Ratio in research refers to a type of variable measurement scale that is quantitative in nature. It is the highest level of measurement in the four levels of measurement, based on the precision involved. Ratio scales allow researchers to categorize and rank data along equal intervals, and they apply to measurements in which there is a true zero value, making it easier to draw comparisons between variables like age, time, weight, and more. Examples of ratio scales include length, money, age, duration, and mass.
Ratio data is characterized by its unique qualities, including an absolute point zero, which is measured on a ratio scale. This means that there can be no negative numerical value in ratio data, and it is possible to say that one object is twice as long as the other or that 4 has twice the value as 2. Ratio data is often used in market research to evaluate concepts like sales numbers, market share, customer data, and pricing.
After collecting ratio data, researchers can use it to gather descriptive and inferential statistics, and almost all statistical tests can be performed on ratio data because all mathematical operations are permissible. Some of the statistical tests that can be used on ratio data include T-tests, ANOVA, SWOT analysis, TURF analysis, and cross-tabs.

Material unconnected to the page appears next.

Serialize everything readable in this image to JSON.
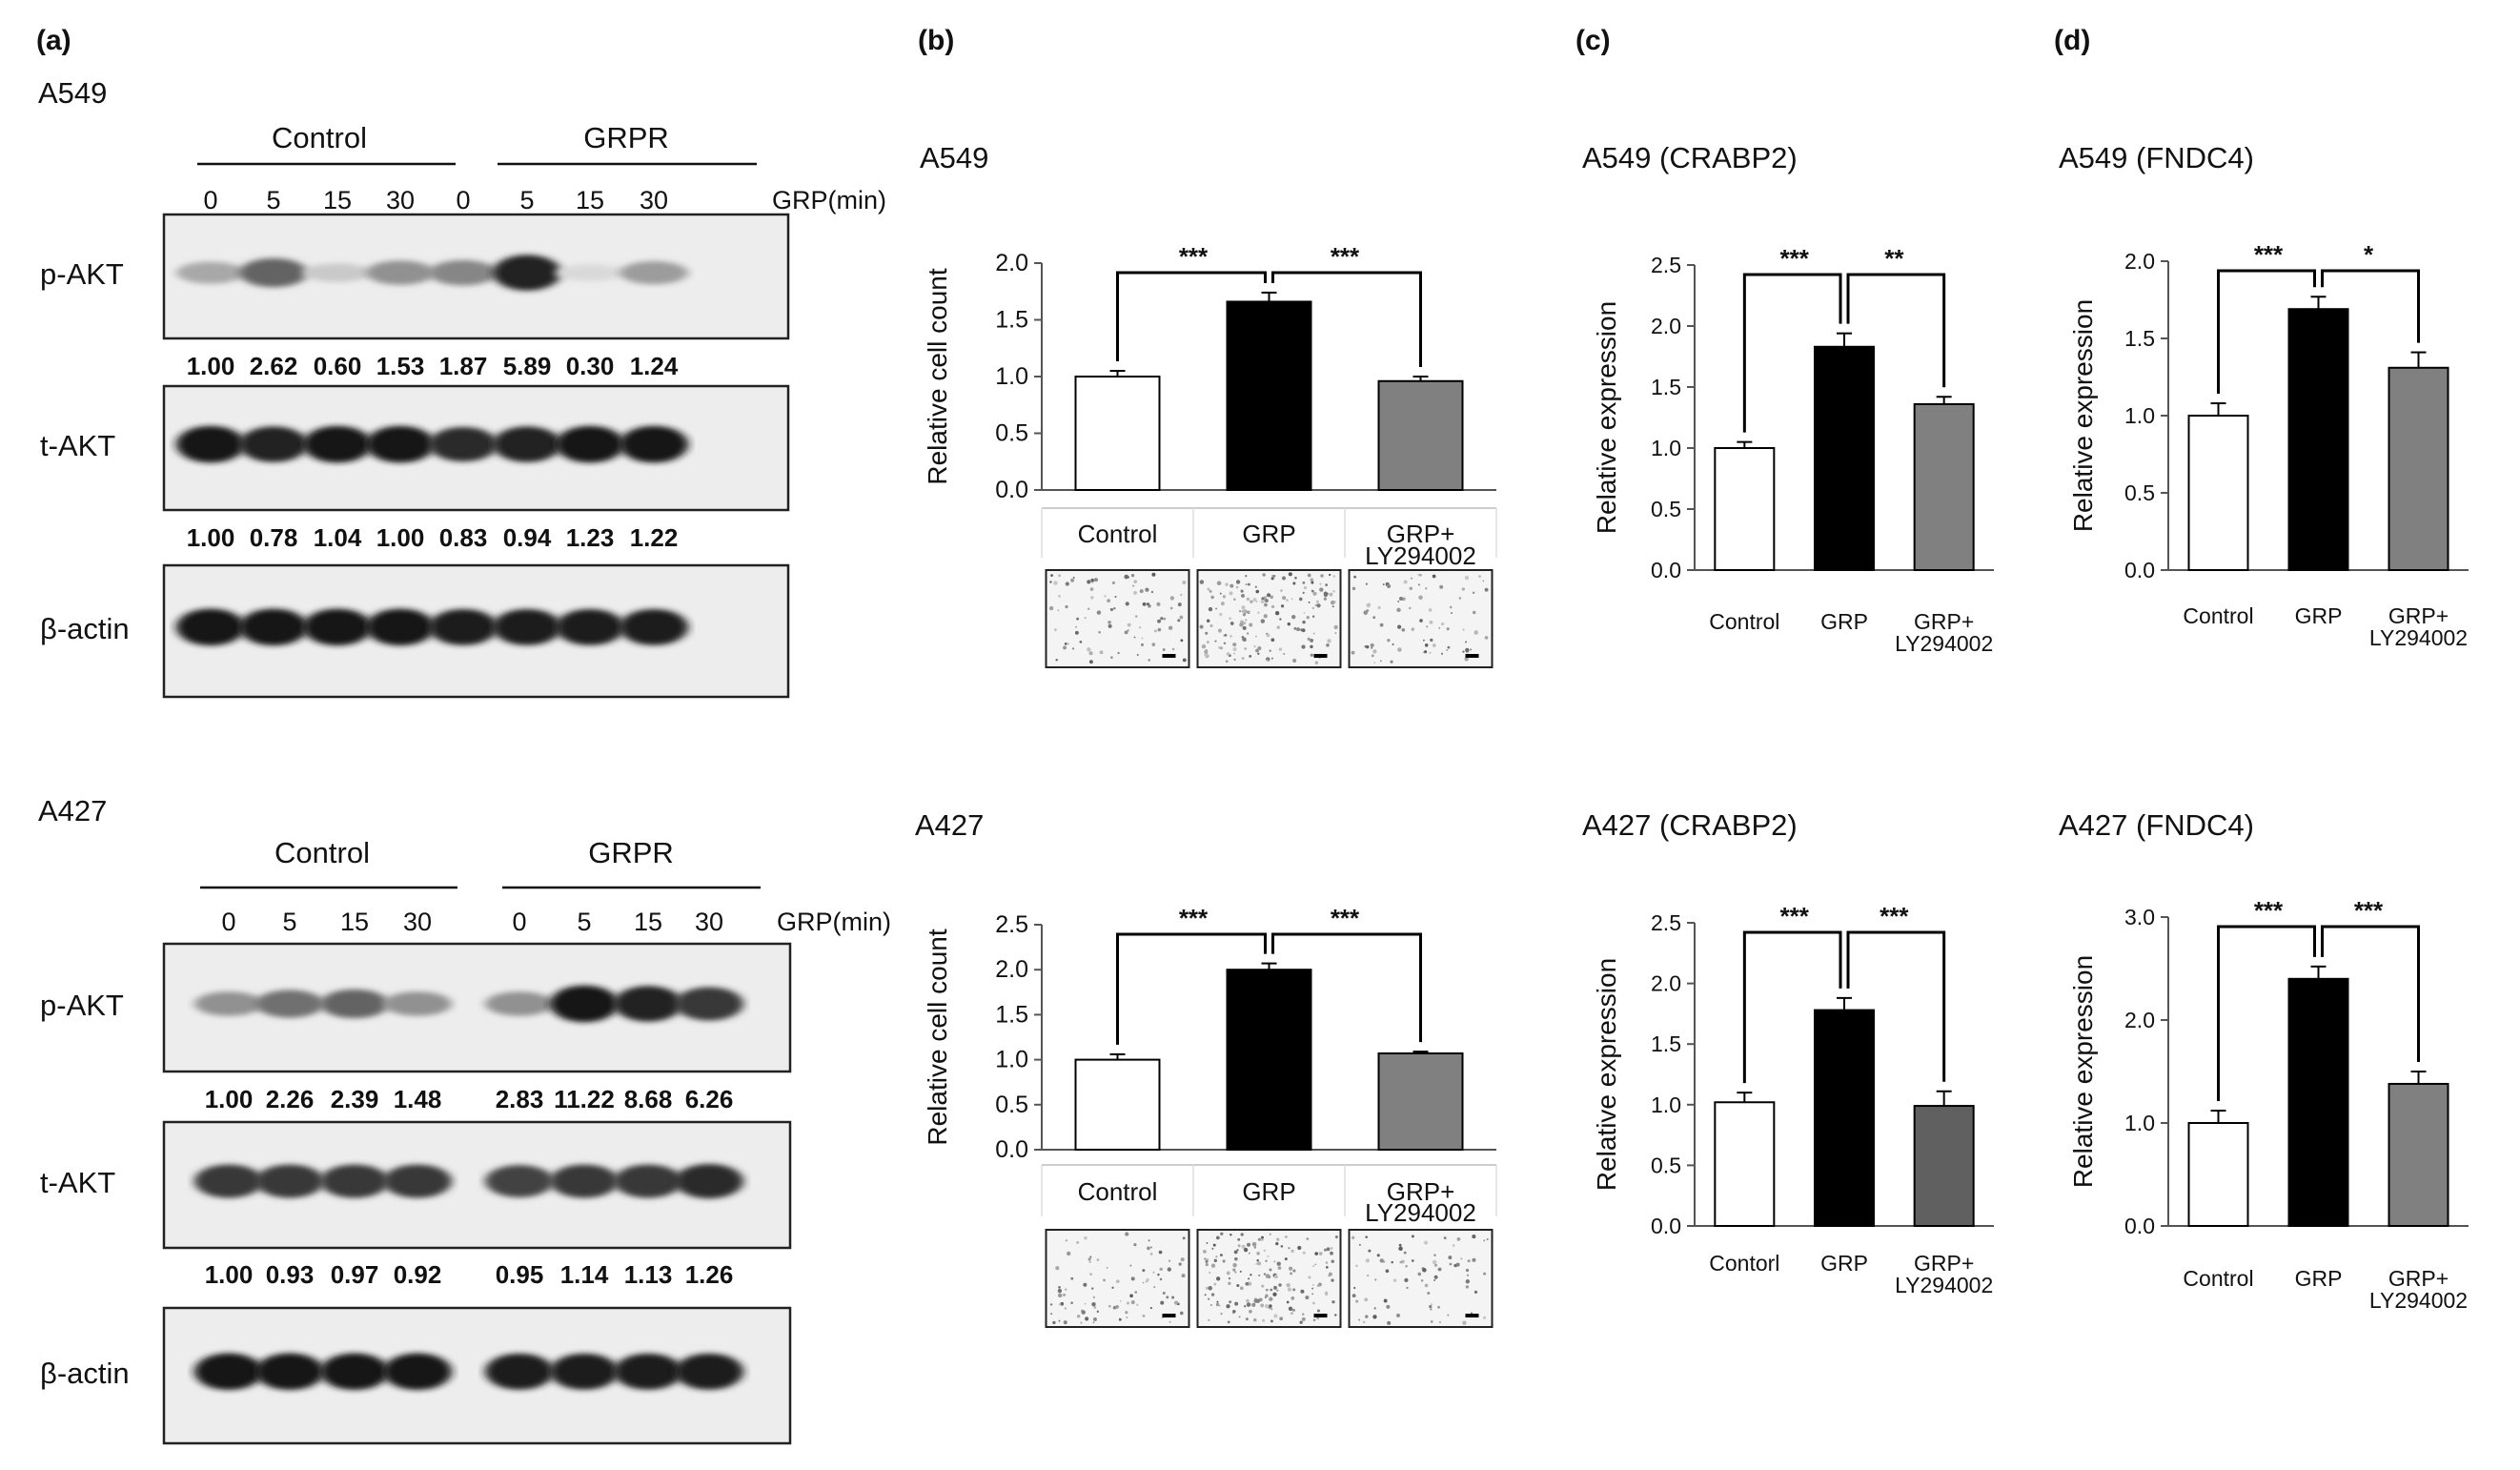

In summary, ratio in research refers to a type of variable measurement scale that is quantitative in nature and applies to measurements in which there is a true zero value. Ratio data is characterized by its unique qualities, including an absolute point zero, and is often used in market research to evaluate concepts like sales numbers, market share, customer data, and pricing. Researchers can use ratio data to gather descriptive and inferential statistics and perform various statistical tests.